Here are just a few fun facts about Tillandsia care and keeping one in your home:
- Tillandsias have the unique ability of absorbing water through their leaves, allowing them to sit free-standing of soil or planters! Be it nested book-side on a shelf, or clinging to a piece of weathered driftwood; displaying air plants is fun and super easy. When watering your Tillandsias, mist the leaves and center of the plant (not the base) with a spray bottle. The amount of water will vary depending on humidity. In drier climates, like our own here in San Diego, we recommend 3-4 times a week.
- You can tell if your Tillandsia is happy and healthy when it's leaves are growing up and out. Brown at the edges and curling, the plant isn’t getting enough water (careful, too much water can cause them to rot).

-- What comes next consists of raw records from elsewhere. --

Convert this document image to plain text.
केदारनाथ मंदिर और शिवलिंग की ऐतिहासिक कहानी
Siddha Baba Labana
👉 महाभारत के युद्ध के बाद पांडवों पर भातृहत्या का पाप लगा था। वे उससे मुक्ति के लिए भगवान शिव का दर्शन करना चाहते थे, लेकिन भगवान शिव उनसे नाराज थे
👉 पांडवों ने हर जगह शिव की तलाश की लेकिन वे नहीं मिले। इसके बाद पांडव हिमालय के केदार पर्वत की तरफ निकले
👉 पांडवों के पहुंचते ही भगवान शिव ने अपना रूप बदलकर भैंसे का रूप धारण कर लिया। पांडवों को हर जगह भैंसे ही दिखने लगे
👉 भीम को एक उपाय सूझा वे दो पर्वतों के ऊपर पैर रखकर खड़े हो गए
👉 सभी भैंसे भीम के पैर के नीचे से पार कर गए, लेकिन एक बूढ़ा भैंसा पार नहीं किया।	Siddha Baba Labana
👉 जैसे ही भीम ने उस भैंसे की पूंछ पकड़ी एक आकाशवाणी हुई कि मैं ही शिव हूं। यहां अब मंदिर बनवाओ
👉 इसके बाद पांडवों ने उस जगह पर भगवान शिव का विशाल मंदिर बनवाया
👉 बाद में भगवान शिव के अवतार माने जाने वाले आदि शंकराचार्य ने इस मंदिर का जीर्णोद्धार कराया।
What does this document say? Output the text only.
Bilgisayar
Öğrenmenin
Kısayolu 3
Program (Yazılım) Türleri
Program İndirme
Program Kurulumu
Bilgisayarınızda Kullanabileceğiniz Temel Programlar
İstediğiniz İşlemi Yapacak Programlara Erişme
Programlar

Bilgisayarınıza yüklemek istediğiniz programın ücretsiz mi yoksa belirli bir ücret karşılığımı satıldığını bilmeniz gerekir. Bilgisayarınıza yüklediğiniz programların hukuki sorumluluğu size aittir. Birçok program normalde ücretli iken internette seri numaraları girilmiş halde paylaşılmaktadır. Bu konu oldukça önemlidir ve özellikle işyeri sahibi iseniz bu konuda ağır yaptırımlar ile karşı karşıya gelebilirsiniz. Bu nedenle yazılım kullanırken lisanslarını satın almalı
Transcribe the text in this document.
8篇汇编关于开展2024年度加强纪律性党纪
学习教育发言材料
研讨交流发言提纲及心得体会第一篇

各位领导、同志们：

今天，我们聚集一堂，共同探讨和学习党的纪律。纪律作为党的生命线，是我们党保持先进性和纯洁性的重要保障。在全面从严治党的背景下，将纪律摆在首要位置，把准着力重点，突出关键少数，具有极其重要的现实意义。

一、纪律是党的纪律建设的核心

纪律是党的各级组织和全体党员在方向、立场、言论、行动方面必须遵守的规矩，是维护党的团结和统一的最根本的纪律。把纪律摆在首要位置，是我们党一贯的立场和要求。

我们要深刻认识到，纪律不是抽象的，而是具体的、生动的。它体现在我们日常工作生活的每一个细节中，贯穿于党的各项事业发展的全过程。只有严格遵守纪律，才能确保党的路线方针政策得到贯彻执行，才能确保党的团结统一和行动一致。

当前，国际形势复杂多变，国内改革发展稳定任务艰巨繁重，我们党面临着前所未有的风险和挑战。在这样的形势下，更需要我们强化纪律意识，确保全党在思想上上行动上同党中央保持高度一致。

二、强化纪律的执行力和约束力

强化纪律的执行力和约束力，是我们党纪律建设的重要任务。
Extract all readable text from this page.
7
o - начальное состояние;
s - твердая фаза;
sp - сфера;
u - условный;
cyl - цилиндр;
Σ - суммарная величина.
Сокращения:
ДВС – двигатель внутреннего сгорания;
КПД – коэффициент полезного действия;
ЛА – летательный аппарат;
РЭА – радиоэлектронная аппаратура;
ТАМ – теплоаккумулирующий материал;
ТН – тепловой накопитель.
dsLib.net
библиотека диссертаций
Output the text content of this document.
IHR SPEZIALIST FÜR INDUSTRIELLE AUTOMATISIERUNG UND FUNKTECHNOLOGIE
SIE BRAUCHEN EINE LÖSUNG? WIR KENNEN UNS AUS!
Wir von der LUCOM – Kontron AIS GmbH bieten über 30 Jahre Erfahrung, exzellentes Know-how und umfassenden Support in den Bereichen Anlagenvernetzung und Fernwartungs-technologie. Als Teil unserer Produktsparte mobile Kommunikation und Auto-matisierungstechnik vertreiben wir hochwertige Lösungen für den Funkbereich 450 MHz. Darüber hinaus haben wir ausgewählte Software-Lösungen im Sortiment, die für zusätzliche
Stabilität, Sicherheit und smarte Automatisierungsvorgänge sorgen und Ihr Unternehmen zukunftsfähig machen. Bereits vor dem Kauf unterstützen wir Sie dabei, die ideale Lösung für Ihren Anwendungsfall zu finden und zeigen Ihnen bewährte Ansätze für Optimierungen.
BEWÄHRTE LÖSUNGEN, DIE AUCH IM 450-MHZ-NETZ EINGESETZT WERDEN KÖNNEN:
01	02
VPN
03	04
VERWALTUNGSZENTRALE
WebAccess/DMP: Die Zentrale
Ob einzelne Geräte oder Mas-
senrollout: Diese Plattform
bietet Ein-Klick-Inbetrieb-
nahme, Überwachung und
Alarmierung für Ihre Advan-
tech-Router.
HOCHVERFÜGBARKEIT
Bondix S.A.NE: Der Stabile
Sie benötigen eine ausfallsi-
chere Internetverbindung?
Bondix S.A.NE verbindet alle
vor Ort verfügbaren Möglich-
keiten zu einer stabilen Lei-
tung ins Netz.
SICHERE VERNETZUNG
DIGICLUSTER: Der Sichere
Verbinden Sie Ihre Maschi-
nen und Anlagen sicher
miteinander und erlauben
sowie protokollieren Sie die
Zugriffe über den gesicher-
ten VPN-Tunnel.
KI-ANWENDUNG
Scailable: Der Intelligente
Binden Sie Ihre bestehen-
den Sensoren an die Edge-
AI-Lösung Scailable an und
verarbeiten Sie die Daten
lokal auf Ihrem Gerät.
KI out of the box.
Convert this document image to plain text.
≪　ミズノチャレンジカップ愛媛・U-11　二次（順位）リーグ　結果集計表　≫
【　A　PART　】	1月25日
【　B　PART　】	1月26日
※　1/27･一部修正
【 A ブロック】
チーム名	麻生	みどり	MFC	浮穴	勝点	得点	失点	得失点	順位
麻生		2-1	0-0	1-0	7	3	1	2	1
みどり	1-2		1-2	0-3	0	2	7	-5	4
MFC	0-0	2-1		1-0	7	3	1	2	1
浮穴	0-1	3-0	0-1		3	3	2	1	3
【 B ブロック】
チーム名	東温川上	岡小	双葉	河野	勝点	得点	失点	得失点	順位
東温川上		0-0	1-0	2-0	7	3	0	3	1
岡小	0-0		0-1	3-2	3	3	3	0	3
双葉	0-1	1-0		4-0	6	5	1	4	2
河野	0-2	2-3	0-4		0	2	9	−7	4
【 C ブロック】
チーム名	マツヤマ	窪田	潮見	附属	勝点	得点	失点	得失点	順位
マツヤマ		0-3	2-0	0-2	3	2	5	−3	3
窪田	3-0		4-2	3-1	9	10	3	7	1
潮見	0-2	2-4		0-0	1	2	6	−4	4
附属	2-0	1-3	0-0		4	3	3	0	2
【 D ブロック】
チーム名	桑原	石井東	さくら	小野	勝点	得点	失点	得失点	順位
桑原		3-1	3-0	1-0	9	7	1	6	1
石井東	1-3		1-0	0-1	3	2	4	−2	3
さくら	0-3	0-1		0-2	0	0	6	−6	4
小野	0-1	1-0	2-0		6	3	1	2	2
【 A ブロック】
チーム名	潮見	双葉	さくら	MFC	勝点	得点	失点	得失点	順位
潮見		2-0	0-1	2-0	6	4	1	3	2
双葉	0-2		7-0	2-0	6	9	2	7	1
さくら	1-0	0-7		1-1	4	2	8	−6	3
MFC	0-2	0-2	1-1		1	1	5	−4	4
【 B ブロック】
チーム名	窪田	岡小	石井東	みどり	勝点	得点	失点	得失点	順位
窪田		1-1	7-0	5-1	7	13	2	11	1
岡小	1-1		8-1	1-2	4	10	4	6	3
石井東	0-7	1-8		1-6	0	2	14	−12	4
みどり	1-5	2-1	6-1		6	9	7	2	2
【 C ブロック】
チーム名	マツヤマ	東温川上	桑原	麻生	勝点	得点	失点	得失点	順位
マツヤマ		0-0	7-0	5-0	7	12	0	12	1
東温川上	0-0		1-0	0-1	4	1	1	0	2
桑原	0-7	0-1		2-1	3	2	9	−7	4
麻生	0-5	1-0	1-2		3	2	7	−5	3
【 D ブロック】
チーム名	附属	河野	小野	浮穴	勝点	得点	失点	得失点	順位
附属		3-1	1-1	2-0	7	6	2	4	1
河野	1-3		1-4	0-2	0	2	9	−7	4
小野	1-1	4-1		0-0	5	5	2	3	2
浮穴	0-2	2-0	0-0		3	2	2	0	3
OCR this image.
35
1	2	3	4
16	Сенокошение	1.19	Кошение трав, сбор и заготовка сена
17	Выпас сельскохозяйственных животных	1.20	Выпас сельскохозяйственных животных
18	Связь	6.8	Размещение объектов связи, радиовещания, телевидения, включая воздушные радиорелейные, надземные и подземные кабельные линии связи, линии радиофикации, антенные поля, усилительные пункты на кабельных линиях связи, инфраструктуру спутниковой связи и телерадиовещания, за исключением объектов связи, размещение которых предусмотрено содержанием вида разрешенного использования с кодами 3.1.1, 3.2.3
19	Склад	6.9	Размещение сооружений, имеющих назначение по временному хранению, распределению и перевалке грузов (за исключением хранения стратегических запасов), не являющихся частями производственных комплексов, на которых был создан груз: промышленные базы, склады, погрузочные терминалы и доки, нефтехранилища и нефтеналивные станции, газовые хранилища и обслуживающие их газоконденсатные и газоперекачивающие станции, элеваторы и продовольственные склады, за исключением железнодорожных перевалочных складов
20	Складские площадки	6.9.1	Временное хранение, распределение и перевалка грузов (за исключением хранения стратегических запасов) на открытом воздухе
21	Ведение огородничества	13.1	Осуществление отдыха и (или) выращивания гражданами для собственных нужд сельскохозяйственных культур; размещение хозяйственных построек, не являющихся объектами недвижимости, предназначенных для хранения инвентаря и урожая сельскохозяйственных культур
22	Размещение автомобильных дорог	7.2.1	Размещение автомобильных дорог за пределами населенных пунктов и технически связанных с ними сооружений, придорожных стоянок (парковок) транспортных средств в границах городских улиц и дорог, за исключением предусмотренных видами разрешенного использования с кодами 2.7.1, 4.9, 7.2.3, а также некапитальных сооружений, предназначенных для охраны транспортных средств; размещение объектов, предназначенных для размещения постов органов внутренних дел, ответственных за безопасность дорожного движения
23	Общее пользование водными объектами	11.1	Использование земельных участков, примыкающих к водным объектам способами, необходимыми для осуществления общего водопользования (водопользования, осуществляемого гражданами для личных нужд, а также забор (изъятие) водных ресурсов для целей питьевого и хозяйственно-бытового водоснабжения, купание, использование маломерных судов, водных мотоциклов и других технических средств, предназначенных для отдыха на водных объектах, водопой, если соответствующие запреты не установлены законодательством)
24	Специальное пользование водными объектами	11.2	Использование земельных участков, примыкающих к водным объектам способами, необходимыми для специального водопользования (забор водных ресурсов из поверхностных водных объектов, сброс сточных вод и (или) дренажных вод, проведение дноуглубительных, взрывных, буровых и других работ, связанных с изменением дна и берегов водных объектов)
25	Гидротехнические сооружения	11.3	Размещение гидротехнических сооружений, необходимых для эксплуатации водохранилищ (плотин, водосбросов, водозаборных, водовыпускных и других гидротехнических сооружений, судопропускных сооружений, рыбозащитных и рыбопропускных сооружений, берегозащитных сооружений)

- In nature, Tillandsias grow under the shade of trees. They prefer dappled light as opposed to direct sunlight. A covered porch, patio, or a shelf near a window are ideal locations for your air plant.
- If your Tillandsia has a mini version of itself growing from it's base, that is a baby air plant! After a few months, you can either leave it attached to start a Tillandsia "clump," or carefully separate them to start growing another specimen.
What are those things that look like roots?
Those little tendrils allow Tillandsias to anchor themselves to trees or rocks. Unlike most roots, they don't take up nutrients and the plant is not harmed by having them cut off.
One of our favorites here at the shop. At 18" wide, one specimen in the trunk show was the largest the store has ever seen. We were blown away! They were absolutely stunning. That said, Xerographica can actually grow up to three feet in diameter and three feet tall when blooming (can you imagine)! They're slow growers and their health hinges on good air circulation and proper watering.
Look for more events to come in Spring! Happy planting!